For the past several months rebel groups aligned with ISIS in Aleppo province have spent nearly as much energy battling factions serving under the umbrella of the Western-leaning Free Syrian Army (FSA) as they have fighting the regime of Syrian President Bashar Assad. According to al-Quds al-Arabi, an Arabic-language newspaper published out of London, the media office of ISIS issued a statement on Sept. 12 saying it had launched a military campaign against FSA battalions in Aleppo province in response to a previous attack on the ISIS headquarters there. The most recent clashes, which took place in Bab, a district 25 km from the provincial capital, were sparked by an anti-ISIS rally. Enraged, members of the fundamentalist group shot into the crowd, injuring eight, says Abu Mohammad, an engineer who was at the scene…

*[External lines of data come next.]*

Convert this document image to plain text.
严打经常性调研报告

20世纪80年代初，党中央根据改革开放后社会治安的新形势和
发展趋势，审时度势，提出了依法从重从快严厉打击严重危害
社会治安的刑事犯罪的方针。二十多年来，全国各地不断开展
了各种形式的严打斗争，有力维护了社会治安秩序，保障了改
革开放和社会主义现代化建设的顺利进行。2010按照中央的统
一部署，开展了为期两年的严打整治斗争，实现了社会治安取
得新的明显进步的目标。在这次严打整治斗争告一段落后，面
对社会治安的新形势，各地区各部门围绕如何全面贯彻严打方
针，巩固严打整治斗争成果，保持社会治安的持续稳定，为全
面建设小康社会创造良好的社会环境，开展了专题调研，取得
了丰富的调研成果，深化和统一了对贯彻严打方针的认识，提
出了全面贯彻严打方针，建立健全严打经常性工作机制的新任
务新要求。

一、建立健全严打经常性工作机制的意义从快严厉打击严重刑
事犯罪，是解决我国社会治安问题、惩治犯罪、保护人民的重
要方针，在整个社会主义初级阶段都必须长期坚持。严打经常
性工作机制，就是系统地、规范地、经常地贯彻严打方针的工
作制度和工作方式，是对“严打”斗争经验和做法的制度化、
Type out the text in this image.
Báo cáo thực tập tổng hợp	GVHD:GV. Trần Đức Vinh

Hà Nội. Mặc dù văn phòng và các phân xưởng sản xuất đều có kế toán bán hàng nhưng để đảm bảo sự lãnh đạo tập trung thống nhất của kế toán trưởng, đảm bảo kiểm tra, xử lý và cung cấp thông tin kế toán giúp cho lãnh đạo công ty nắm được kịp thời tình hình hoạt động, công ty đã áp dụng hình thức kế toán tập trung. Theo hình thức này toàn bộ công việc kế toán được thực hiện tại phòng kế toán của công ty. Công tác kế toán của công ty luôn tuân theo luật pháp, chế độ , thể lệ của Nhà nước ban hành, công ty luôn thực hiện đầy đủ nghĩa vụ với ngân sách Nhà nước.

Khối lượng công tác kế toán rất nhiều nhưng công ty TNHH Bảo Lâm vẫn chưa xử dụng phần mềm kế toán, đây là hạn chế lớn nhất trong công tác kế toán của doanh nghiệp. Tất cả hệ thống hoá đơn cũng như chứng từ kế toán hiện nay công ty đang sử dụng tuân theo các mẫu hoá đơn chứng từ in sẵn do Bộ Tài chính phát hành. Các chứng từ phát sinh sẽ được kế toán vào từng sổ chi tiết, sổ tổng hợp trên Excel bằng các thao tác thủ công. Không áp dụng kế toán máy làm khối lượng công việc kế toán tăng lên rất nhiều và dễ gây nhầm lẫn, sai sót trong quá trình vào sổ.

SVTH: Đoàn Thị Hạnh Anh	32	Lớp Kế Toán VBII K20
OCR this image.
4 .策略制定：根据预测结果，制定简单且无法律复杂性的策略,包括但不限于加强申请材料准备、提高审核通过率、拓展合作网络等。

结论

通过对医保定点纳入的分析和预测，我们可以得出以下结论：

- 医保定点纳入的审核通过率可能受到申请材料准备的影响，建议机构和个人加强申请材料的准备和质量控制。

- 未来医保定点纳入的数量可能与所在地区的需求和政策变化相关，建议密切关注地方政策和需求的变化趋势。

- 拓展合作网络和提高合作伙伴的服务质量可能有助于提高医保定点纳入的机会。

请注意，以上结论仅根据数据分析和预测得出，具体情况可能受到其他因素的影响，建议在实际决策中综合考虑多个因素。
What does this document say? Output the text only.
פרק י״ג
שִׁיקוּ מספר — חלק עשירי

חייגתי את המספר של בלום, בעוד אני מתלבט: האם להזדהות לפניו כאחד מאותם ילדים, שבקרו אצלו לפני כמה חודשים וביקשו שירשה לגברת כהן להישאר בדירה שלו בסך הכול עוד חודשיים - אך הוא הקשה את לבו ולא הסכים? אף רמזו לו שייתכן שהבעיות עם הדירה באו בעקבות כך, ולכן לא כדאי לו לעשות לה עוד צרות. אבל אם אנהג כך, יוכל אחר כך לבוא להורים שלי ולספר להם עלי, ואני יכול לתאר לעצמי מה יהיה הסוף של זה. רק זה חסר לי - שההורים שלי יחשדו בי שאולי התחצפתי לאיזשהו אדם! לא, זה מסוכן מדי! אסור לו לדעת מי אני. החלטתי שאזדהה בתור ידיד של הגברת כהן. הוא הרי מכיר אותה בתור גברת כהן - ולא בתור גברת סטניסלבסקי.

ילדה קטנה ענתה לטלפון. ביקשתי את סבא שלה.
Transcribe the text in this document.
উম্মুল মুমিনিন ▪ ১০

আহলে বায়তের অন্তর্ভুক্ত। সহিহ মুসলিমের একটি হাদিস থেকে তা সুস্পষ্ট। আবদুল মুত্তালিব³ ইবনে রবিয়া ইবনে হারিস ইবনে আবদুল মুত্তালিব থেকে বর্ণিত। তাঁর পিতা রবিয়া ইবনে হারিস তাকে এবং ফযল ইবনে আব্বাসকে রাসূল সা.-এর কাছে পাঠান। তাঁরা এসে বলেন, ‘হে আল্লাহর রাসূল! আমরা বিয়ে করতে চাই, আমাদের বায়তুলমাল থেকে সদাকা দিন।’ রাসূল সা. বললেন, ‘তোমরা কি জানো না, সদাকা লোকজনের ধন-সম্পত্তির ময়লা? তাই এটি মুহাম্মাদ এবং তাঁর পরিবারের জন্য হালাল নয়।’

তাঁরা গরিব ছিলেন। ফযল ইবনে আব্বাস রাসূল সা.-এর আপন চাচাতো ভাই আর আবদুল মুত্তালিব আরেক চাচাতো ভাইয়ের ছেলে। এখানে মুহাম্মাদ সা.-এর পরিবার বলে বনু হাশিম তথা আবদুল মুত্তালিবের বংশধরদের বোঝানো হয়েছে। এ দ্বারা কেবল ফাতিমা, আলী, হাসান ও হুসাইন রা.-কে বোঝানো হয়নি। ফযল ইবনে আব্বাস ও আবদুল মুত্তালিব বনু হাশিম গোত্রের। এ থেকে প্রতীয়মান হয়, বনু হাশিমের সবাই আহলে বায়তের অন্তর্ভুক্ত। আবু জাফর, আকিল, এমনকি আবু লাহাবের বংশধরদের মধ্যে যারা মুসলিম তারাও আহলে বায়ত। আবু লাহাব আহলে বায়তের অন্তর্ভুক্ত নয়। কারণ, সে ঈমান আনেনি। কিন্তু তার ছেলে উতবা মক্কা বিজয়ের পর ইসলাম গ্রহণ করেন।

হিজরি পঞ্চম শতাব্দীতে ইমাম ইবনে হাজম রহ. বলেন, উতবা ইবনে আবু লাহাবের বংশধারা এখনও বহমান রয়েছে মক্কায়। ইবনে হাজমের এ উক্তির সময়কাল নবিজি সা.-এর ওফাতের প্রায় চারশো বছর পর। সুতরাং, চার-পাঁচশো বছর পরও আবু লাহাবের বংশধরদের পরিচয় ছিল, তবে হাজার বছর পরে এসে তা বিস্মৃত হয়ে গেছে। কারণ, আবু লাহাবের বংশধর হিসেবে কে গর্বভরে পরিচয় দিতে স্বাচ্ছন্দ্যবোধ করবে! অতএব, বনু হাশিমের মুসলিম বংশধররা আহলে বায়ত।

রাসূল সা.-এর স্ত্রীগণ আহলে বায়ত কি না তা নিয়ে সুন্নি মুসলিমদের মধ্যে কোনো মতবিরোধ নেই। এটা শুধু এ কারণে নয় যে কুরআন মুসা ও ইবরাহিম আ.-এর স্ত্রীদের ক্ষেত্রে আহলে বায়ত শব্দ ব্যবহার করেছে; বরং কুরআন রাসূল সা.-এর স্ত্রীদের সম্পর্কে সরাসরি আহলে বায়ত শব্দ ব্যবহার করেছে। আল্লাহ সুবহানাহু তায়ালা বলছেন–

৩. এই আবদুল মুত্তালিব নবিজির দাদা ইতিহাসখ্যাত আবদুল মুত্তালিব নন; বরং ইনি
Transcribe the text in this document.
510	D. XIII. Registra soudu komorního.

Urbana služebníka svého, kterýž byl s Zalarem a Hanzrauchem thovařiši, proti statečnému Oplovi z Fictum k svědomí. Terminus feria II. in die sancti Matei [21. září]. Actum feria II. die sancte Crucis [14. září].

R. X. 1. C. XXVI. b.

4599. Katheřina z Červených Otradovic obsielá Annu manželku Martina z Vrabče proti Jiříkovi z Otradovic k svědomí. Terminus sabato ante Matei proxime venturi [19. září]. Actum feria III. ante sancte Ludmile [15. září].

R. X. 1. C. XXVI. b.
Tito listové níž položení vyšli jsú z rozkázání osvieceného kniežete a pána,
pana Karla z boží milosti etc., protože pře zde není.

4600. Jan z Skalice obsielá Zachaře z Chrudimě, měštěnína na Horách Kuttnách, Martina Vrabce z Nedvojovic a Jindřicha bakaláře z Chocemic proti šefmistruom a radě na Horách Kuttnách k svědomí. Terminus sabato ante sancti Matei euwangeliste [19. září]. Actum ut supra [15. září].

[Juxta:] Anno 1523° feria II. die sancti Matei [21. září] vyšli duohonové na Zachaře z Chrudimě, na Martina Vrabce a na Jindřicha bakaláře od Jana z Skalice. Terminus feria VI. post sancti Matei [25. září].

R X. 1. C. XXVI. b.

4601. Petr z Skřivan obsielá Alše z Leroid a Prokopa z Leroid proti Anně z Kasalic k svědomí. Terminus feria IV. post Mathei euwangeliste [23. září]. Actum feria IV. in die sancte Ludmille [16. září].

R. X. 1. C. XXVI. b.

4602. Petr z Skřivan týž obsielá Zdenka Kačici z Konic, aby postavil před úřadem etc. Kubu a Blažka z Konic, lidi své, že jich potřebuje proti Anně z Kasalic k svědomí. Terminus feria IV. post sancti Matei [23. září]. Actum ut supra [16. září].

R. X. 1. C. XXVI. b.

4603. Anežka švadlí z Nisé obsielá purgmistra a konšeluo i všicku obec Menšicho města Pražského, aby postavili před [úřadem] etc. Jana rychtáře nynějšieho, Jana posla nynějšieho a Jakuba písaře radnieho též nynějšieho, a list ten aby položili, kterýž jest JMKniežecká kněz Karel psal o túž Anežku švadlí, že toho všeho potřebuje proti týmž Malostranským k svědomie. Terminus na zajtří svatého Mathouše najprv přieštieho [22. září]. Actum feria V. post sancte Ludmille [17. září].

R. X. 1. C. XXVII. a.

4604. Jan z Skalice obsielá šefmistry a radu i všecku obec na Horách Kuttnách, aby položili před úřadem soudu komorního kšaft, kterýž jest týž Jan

But as any recently divorced couple knows, untangling assets can be messy. ISIS groups and FSA brigades may be at one another’s throats in Aleppo, but in Maaloula, a strategic town near Damascus, Jabhat al-Nusra worked seamlessly with FSA member brigades to achieve a decisive victory against the regime last weekend. The joint effort raises questions of just how possible it really is to cleave the pro-Western rebels away from the rest
Maaloula is the rule and Bab is the exception, according to Swedish analyst and researcher Aron Lund, who has just completed a study of Syria’s nonstate actors. It is very rare that one group pulls off an operation all by itself. Instead individual commanders from across the ideological spectrum join forces to plan the attack, each contributing its specific expertise and weapons cache. “It’s unrealistic to expect that you can tell rebels to stay away from other rebels as long as civil war is going on.” Al-Nusra, he points out, has a particularly effective battlefield weapon that few of the more moderate groups can claim: suicide bombers. The conquest of Maaloula started with a suicide attack by an al-Nusra fighter on the government checkpoint. The fight went downhill from there. “The suicide attack is a powerful weapon,” says Lund. “Many battles start with an operation to take the military base. To do that you have to break the perimeter, and you can’t do that without a suicide bomber. So that is what Nusra brings to the table.”